ELF object files

File format

The ELF object file format provides two views of a file's contents:

  1. a view used during program linking

  2. a view used during program execution
``Object file format'' shows an object file's organization.

Linking view   Execution view
ELF header   ELF header
Program header table   Program header table
Section 1   Segment 1
[. . .]    
Section n   Segment 2
[. . .]    
[. . .]   [. . .]
Section header table   Section header table

Object file format

Common to both views is an ELF header that resides at the beginning and holds a ``road map'' describing the file's organization.

In the linking view, sections hold the bulk of object file information which includes instructions, data, symbol table, and relocation information.

A program header table tells the system how to create a process image from the ELF object. In the program execution view, files used to build a process image (execute a program) must have a program header table; relocatable files do not need one.

A section header table contains information describing the file's sections. Every section has an entry in the table; each entry gives information such as the section name, the section size, and so forth. Files used during linking must have a section header table; other object files may or may not have one.
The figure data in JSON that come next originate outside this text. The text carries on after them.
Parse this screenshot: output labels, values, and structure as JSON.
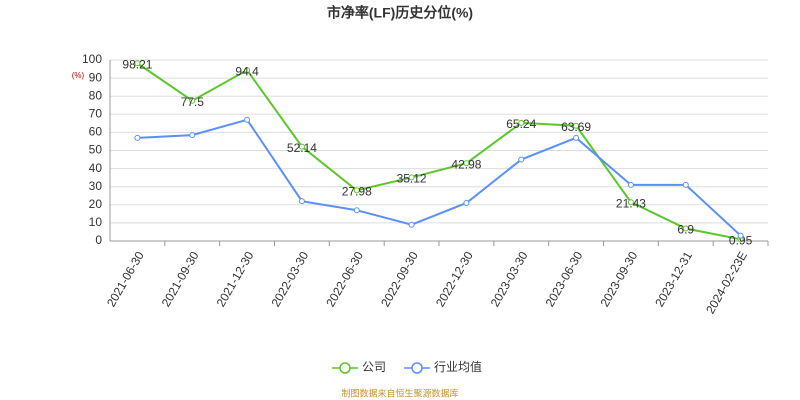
{
  "chart_data": {
    "type": "line",
    "title": "市净率(LF)历史分位(%)",
    "y_unit": "(%)",
    "categories": [
      "2021-06-30",
      "2021-09-30",
      "2021-12-30",
      "2022-03-30",
      "2022-06-30",
      "2022-09-30",
      "2022-12-30",
      "2023-03-30",
      "2023-06-30",
      "2023-09-30",
      "2023-12-31",
      "2024-02-23E"
    ],
    "series": [
      {
        "name": "公司",
        "color": "#5cc62a",
        "values": [
          98.21,
          77.5,
          94.4,
          52.14,
          27.98,
          35.12,
          42.98,
          65.24,
          63.69,
          21.43,
          6.9,
          0.95
        ],
        "show_labels": true
      },
      {
        "name": "行业均值",
        "color": "#5b8ff9",
        "values": [
          57,
          58.5,
          67,
          22,
          17,
          9,
          21,
          45,
          57,
          31,
          31,
          3
        ]
      }
    ],
    "ylim": [
      0,
      100
    ],
    "yticks": [
      0,
      10,
      20,
      30,
      40,
      50,
      60,
      70,
      80,
      90,
      100
    ],
    "grid": true,
    "legend": "bottom",
    "footnote": "制图数据来自恒生聚源数据库"
  }
}
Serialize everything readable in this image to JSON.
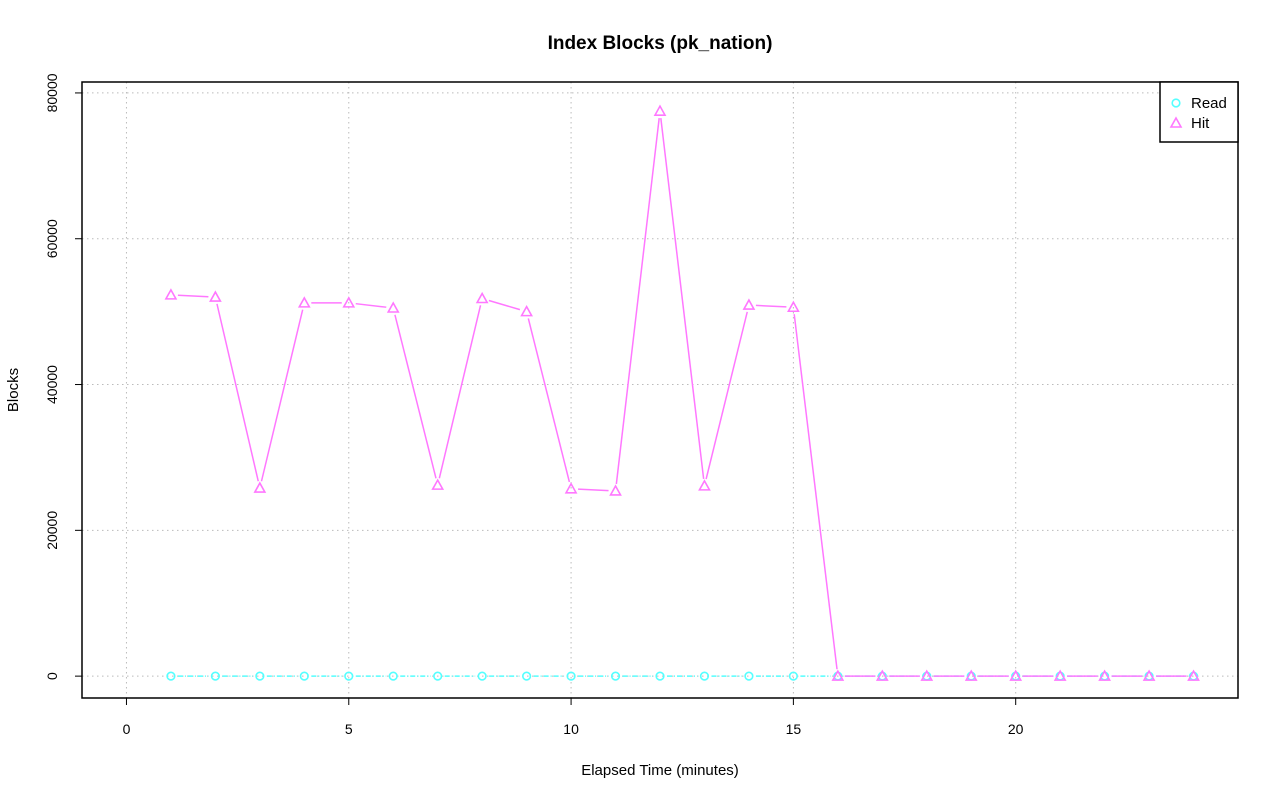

NOTE: Although the figure shows the program header table immediately after the ELF header, and the section header table following the sections, actual files may differ. Moreover, sections and segments have no specified order. Only the ELF header has a fixed position in the file.

Data representation

As described here, the object file format supports various processors with 8-bit bytes and 32-bit architectures. Nevertheless, it is intended to be extensible to larger (or smaller) architectures. Object files therefore represent some control data with a machine-independent format, making it possible to identify object files and interpret their contents in a common way. Remaining data in an object file use the encoding of the target processor, regardless of the machine on which the file was created.

32-bit data types

Name Size Alignment Purpose
Elf32_Addr 4 4 Unsigned program address
Elf32_Half 2 2 Unsigned medium integer
Elf32_Off 4 4 Unsigned file offset
Elf32_Sword 4 4 Signed large integer
Elf32_Word 4 4 Unsigned large integer
unsigned char 1 1 Unsigned small integer
All data structures that the object file format defines follow the ``natural'' size and alignment guidelines for the relevant class. If necessary, data structures contain explicit padding to ensure 4-byte alignment for 4-byte objects, to force structure sizes to a multiple of 4, and so forth. Data also have suitable alignment from the beginning of the file. Thus, for example, a structure containing an Elf32_Addr member will be aligned on a 4-byte boundary within the file. For portability reasons, ELF uses no bit-fields.